First, update the default TCP target (ttcp_1234567890) port from 22 to 443
using the boundary targets update command.
$ boundary targets update tcp -default-port 443 ssh.boundary.dev
Target information:
## ...snip...
Attributes:
Default Port: 443
Now, execute the cURL command using the -exec flag.
$ boundary connect -exec curl ssh.boundary.dev \
-- -vvsL --output /dev/null hashicorp.com
Set session limits
By default, the session max time is set to 8 hours (28800 seconds). You can
overwrite the default to limit the session duration using the boundary targets update command.
Set the max session time to 15 seconds to see how it behaves. Also, set the
default TCP port back to 22 if you modified it to use 443.

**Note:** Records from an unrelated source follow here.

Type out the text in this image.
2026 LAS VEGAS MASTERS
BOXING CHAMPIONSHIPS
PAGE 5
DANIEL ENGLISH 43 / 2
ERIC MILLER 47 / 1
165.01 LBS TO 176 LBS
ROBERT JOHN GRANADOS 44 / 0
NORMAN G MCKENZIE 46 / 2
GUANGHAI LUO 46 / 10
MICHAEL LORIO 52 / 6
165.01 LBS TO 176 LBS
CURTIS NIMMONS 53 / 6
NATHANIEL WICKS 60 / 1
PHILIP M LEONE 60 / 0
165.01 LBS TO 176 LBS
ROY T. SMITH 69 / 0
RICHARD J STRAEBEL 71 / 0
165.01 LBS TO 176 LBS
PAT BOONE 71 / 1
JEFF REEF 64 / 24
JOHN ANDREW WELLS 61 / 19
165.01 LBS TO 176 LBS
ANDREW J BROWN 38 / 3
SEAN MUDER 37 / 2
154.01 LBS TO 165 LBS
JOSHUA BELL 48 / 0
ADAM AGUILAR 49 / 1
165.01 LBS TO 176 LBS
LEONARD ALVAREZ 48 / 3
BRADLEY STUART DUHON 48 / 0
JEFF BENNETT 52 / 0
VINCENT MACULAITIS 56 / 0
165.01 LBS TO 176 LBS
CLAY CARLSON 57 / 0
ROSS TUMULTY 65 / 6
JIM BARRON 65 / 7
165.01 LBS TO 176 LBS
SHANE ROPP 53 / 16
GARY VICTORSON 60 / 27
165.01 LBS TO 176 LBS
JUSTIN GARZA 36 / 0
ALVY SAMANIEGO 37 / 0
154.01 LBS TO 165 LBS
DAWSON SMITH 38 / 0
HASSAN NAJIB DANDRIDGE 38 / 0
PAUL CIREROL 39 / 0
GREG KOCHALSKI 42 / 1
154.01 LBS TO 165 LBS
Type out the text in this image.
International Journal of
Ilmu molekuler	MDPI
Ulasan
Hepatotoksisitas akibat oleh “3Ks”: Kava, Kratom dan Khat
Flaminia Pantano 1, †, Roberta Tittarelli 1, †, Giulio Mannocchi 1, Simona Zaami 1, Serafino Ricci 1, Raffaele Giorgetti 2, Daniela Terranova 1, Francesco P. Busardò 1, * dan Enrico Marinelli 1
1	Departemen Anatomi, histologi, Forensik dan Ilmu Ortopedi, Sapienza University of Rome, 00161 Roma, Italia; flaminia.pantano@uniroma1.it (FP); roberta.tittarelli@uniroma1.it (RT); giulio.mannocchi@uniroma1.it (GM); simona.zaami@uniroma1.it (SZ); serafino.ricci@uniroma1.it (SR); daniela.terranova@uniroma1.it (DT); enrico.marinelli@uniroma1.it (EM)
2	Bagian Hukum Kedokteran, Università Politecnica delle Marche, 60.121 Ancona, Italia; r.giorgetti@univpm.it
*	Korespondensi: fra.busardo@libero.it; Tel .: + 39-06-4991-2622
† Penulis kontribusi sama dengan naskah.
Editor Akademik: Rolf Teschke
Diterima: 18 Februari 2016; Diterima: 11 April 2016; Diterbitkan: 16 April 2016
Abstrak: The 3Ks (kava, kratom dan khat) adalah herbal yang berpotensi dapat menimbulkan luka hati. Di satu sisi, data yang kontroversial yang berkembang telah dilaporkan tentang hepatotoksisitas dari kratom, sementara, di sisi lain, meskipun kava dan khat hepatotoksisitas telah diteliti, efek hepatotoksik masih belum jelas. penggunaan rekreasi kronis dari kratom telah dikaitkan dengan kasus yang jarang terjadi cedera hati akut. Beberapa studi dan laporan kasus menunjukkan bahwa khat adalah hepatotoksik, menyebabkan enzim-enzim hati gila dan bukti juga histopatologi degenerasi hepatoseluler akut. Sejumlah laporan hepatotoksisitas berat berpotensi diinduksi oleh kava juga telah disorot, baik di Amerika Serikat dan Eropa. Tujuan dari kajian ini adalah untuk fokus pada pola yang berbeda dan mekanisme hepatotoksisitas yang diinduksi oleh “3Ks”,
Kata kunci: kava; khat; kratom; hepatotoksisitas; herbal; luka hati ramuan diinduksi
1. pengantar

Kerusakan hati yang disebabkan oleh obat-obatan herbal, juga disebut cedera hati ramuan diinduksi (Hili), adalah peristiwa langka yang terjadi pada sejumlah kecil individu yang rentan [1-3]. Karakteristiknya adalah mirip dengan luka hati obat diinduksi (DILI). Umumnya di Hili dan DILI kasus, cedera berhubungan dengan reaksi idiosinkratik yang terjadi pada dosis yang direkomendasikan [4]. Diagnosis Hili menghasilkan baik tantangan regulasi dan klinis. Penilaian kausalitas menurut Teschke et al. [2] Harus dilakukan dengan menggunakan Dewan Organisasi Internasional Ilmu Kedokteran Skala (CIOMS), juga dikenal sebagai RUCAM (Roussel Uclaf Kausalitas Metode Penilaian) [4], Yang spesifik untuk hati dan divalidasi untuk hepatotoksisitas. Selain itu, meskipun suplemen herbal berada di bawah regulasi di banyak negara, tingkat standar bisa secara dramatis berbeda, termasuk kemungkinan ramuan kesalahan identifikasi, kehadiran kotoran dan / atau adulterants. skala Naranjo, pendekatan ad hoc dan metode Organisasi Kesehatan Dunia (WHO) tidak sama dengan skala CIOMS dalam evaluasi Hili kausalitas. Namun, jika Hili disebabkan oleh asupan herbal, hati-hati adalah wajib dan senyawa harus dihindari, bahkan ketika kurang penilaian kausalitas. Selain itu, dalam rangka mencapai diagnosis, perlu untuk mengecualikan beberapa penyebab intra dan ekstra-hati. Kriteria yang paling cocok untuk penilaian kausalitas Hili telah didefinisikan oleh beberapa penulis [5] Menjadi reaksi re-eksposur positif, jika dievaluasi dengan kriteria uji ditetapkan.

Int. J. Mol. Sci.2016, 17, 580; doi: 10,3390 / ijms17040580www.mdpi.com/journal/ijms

$ boundary targets update tcp ssh.boundary.dev \
-default-port 22 \
-session-max-seconds 15
Example Output:
$ boundary targets update tcp ssh.boundary.dev \
-default-port 22 \
-session-max-seconds 15
Target information:
Created Time: Wed, 30 Sep 2020 19:12:57 PDT
Description: Provides an initial target in Boundary
ID: ttcp_1234567890
Name: Generated target
Session Connection Limit: 1
Session Max Seconds: 15
Type: tcp
Updated Time: Wed, 30 Sep 2020 22:29:00 PDT
Version: 3
## ...snip...
Attributes:
Default Port: 22
Run the boundary connect command again to SSH into the localhost.
$ boundary connect ssh ssh.boundary.dev
The session automatically terminates after 15 seconds.
Connection closed by 127.0.0.1 port 61789
Termination information:
Reason: Session has expired
Next steps
You learned the boundary connect command, viewed and managed the SSH sessions.
The next step is to install the Boundary Desktop app, and ensure you can repeat relevant steps in this tutorial related to viewing and managing SSH sessions.